Robert F Kennedy Jr, the US health secretary, will formally require vaccine makers to remove thimerosal from vaccines.
The ingredient has been the target of anti-vaccine campaigns and misinformation for decades. Arguments against the preservative culminated in June, when a key federal vaccine advisory panel, remade with Kennedy’s ideological allies, recommended against the preservative.
The recommendation goes into force upon Kennedy’s signature.
There is no evidence thimerosal has caused harm, despite decades of use. The ethylmercury-based preservative was used in only about 5% adult influenza vaccines in the US, helping prevent contamination in multi-dose vials.
“After more than two decades of delay, this action fulfills a long-overdue promise to protect our most vulnerable populations from unnecessary mercury exposure,” Kennedy said in a statement announcing the decision.
“Injecting any amount of mercury into children when safe, mercury-free alternatives exist defies common sense and public health responsibility. Today, we put safety first,” said Kennedy.
Thimerosal is an ethylmercury-based preservative – different from the kind of mercury found in seafood, called methylmercury. Ethylmercury has a shorter half-life in the body. The amount of ethylmercury contained in a flu vaccine (25 micrograms) is about half of that contained in a 3oz serving of canned tuna fish (40 micrograms).
The preservative has been used in vaccines since before the second world war. It was controversially phased out of most childhood vaccines in 1999, physicians associations said as a precautionary measure, and was contained in only a very small number of adult vaccines.
Phasing out the preservative in the early 2000s was criticized by experts who argued scientific evidence did not support its removal, that it sent mixed messages and that it provided a talking point for anti-vaccine campaigners. Indeed, the preservative was targeted for years to come.
That criticism came to a head in June, after Kennedy fired all 17 members of the Centers for Disease Control and Prevention’s (CDC) advisory committee on immunization practices, a federal panel that was a critical link in the vaccine distribution pipeline.
Kennedy replaced the experts with eight hand-picked allies, including one directly from the anti-vaccine movement. Eventually, one appointee dropped out after a conflict of interest review.
The vaccine advisory panel voted in favor of removing thimerosal on a 5-1 vote (with one abstention) after a controversial presentation from Lyn Redwood, a former leader of World Mercury Project, the predecessor to Kennedy’s group Children’s Health Defense, itself a prolific anti-vaccine campaign group.
Redwood’s presentation had to be updated after it was found to contain a link to a study that did not exist. One of Kennedy’s vaccine advisers said during the meeting that a presentation from career scientists at the CDC, which laid out thimerosal’s safety, was pulled by the secretary’s office.

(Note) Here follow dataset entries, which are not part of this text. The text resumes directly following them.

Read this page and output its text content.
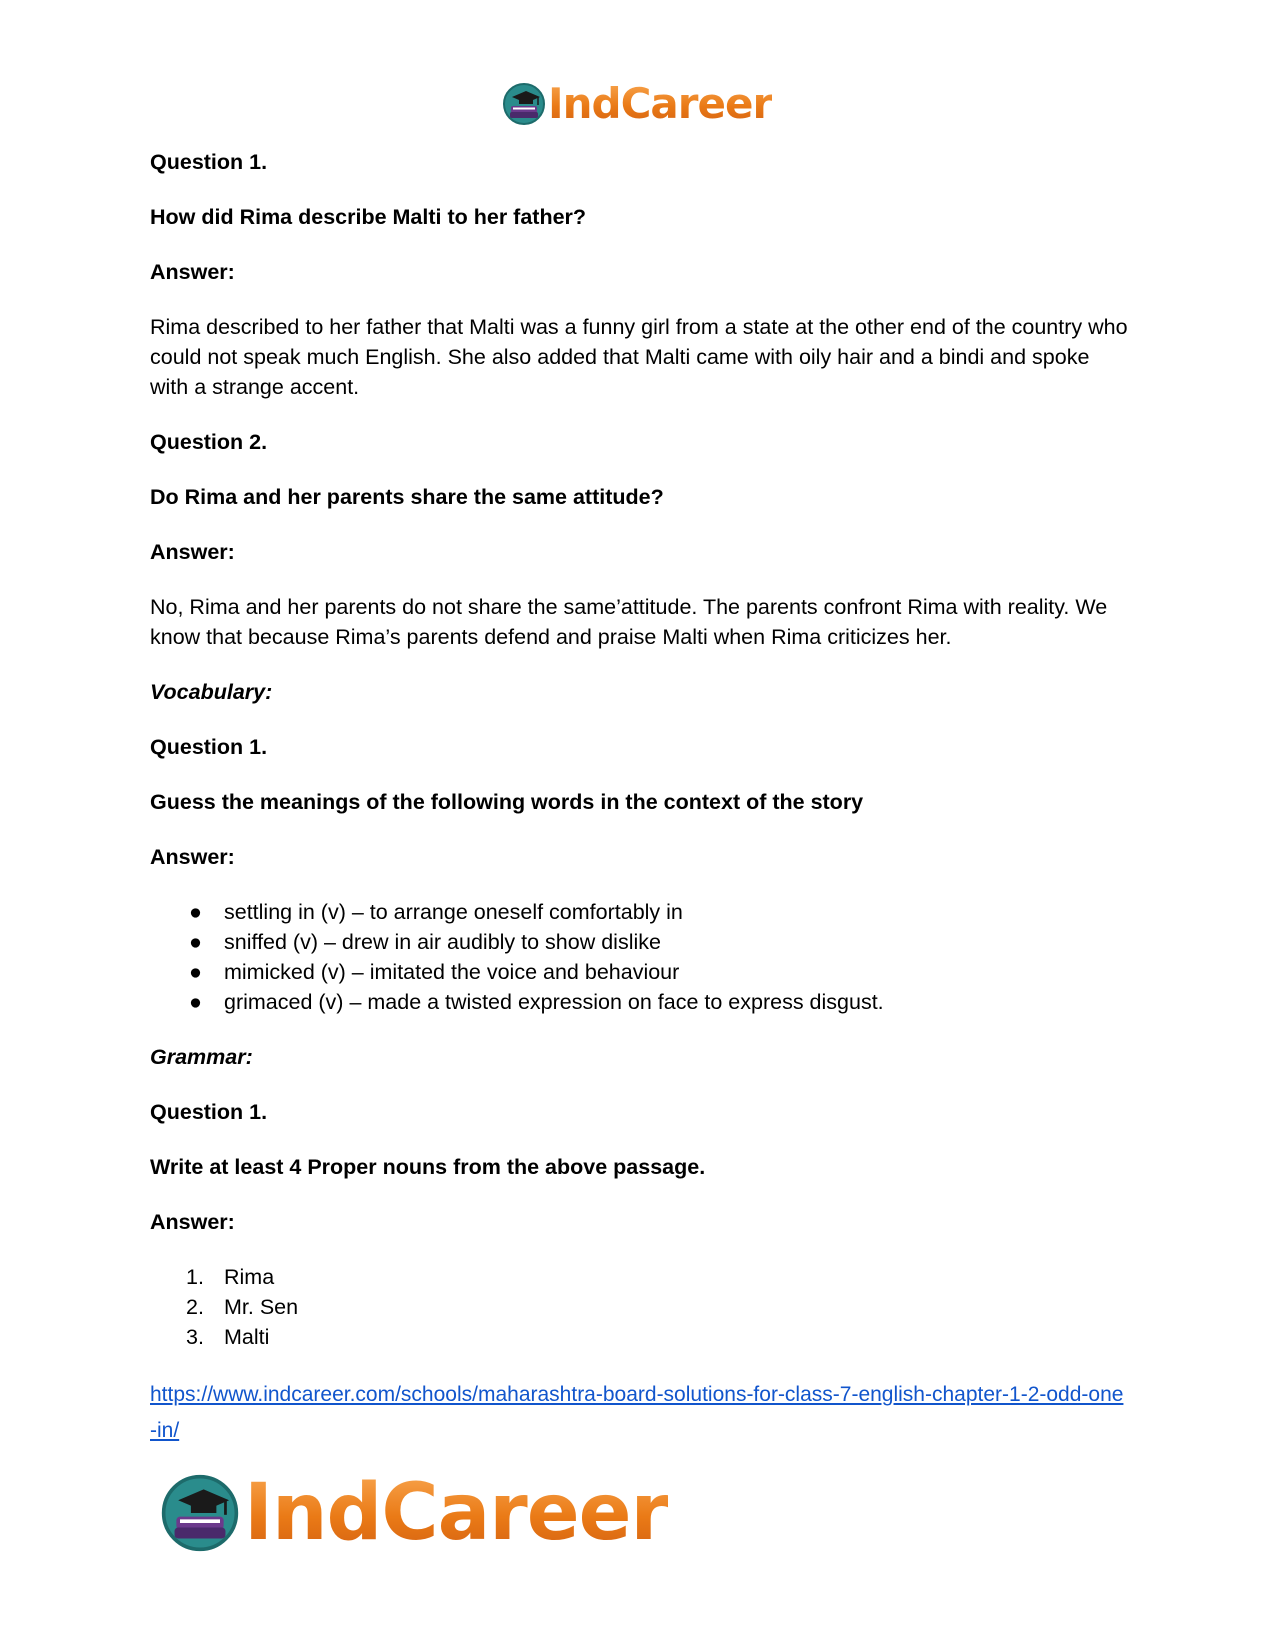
IndCareer

Question 1.

How did Rima describe Malti to her father?

Answer:

Rima described to her father that Malti was a funny girl from a state at the other end of the country who could not speak much English. She also added that Malti came with oily hair and a bindi and spoke with a strange accent.

Question 2.

Do Rima and her parents share the same attitude?

Answer:

No, Rima and her parents do not share the same’attitude. The parents confront Rima with reality. We know that because Rima’s parents defend and praise Malti when Rima criticizes her.

Vocabulary:

Question 1.

Guess the meanings of the following words in the context of the story

Answer:

● settling in (v) – to arrange oneself comfortably in
● sniffed (v) – drew in air audibly to show dislike
● mimicked (v) – imitated the voice and behaviour
● grimaced (v) – made a twisted expression on face to express disgust.

Grammar:

Question 1.

Write at least 4 Proper nouns from the above passage.

Answer:

1. Rima
2. Mr. Sen
3. Malti
https://www.indcareer.com/schools/maharashtra-board-solutions-for-class-7-english-chapter-1-2-odd-one-in/
IndCareer
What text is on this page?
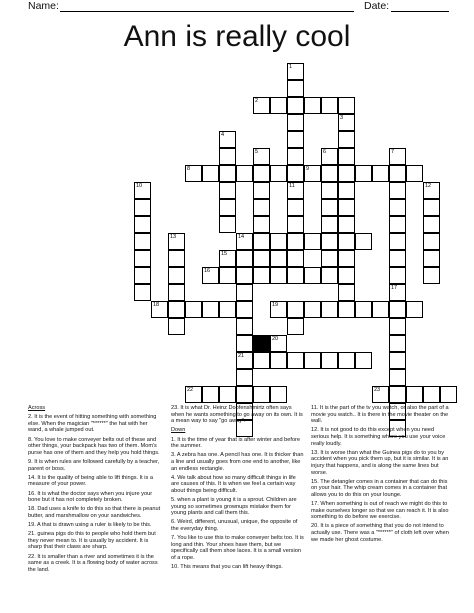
Name:	Date:
Ann is really cool
1
2
3
4
5	6	7
8	9
10	11	12
13	14
15
16
17
18	19
20
21
22	23

Across

2. It is the event of hitting something with something else. When the magician "******" the hat with her wand, a whale jumped out.

8. You love to make conveyer belts out of these and other things, your backpack has two of them. Mom's purse has one of them and they help you hold things.

9. It is when rules are followed carefully by a teacher, parent or boss.

14. It is the quality of being able to lift things. It is a measure of your power.

16. It is what the doctor says when you injure your bone but it has not completely broken.

18. Dad uses a knife to do this so that there is peanut butter, and marshmallow on your sandwiches.

19. A that is drawn using a ruler is likely to be this.

21. guinea pigs do this to people who hold them but they never mean to. It is usually by accident. It is sharp that their claws are sharp.

22. It is smaller than a river and sometimes it is the same as a creek. It is a flowing body of water across the land.

23. It is what Dr. Heinz Doofenshmirtz often says when he wants something to go away on its own. It is a mean way to say "go away".

Down

1. It is the time of year that is after winter and before the summer.

3. A zebra has one. A pencil has one. It is thicker than a line and usually goes from one end to another, like an endless rectangle.

4. We talk about how so many difficult things in life are causes of this. It is when we feel a certain way about things being difficult.

5. when a plant is young it is a sprout. Children are young so sometimes grownups mistake them for young plants and call them this.

6. Weird, different, unusual, unique, the opposite of the everyday thing.

7. You like to use this to make conveyer belts too. It is long and thin. Your shoes have them, but we specifically call them shoe laces. It is a small version of a rope.

10. This means that you can lift heavy things.

11. It is the part of the tv you watch, or also the part of a movie you watch.. It is there in the movie theater on the wall.

12. It is not good to do this except when you need serious help. It is something where you use your voice really loudly.

13. It is worse than what the Guinea pigs do to you by accident when you pick them up, but it is similar. It is an injury that happens, and is along the same lines but worse.

15. The detangler comes in a container that can do this on your hair. The whip cream comes in a container that allows you to do this on your lounge.

17. When something is out of reach we might do this to make ourselves longer so that we can reach it. It is also something to do before we exercise.

20. It is a piece of something that you do not intend to actually use. There was a "******" of cloth left over when we made her ghost costume.
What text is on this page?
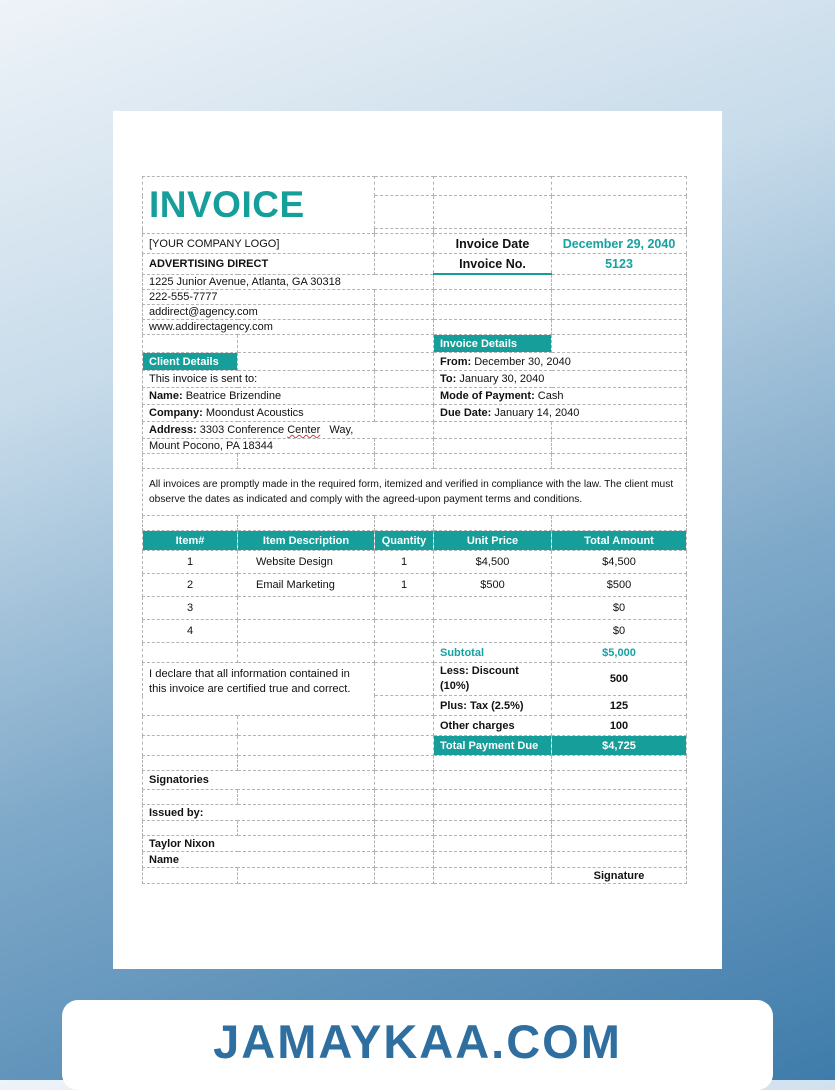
INVOICE				

[YOUR COMPANY LOGO]			Invoice Date	December 29, 2040
ADVERTISING DIRECT			Invoice No.	5123
1225 Junior Avenue, Atlanta, GA 30318				
222-555-7777				
addirect@agency.com				
www.addirectagency.com				
			Invoice Details	
Client Details			From: December 30, 2040	
This invoice is sent to:			To: January 30, 2040	
Name: Beatrice Brizendine			Mode of Payment: Cash	
Company: Moondust Acoustics			Due Date: January 14, 2040	
Address: 3303 Conference Center Way,				
Mount Pocono, PA 18344				

All invoices are promptly made in the required form, itemized and verified in compliance with the law. The client must observe the dates as indicated and comply with the agreed-upon payment terms and conditions.				

Item#	Item Description	Quantity	Unit Price	Total Amount
1	Website Design	1	$4,500	$4,500
2	Email Marketing	1	$500	$500
3				$0
4				$0
			Subtotal	$5,000
I declare that all information contained in this invoice are certified true and correct.			Less: Discount (10%)	500
			Plus: Tax (2.5%)	125
			Other charges	100
			Total Payment Due	$4,725

Signatories				

Issued by:				

Taylor Nixon				
Name				
				Signature
JAMAYKAA.COM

The director of the CDC is required to sign off on the vaccine advisory committee’s recommendations. Because there is not presently a Senate-confirmed CDC director, Kennedy acts as head of the CDC.
The decision to remove thimerosal from all vaccines in the US will also probably complicate the global picture for vaccine makers.
“With the US now removing mercury from all vaccines, we urge global health authorities to follow this prudent example for the protection of children worldwide,” Kennedy said.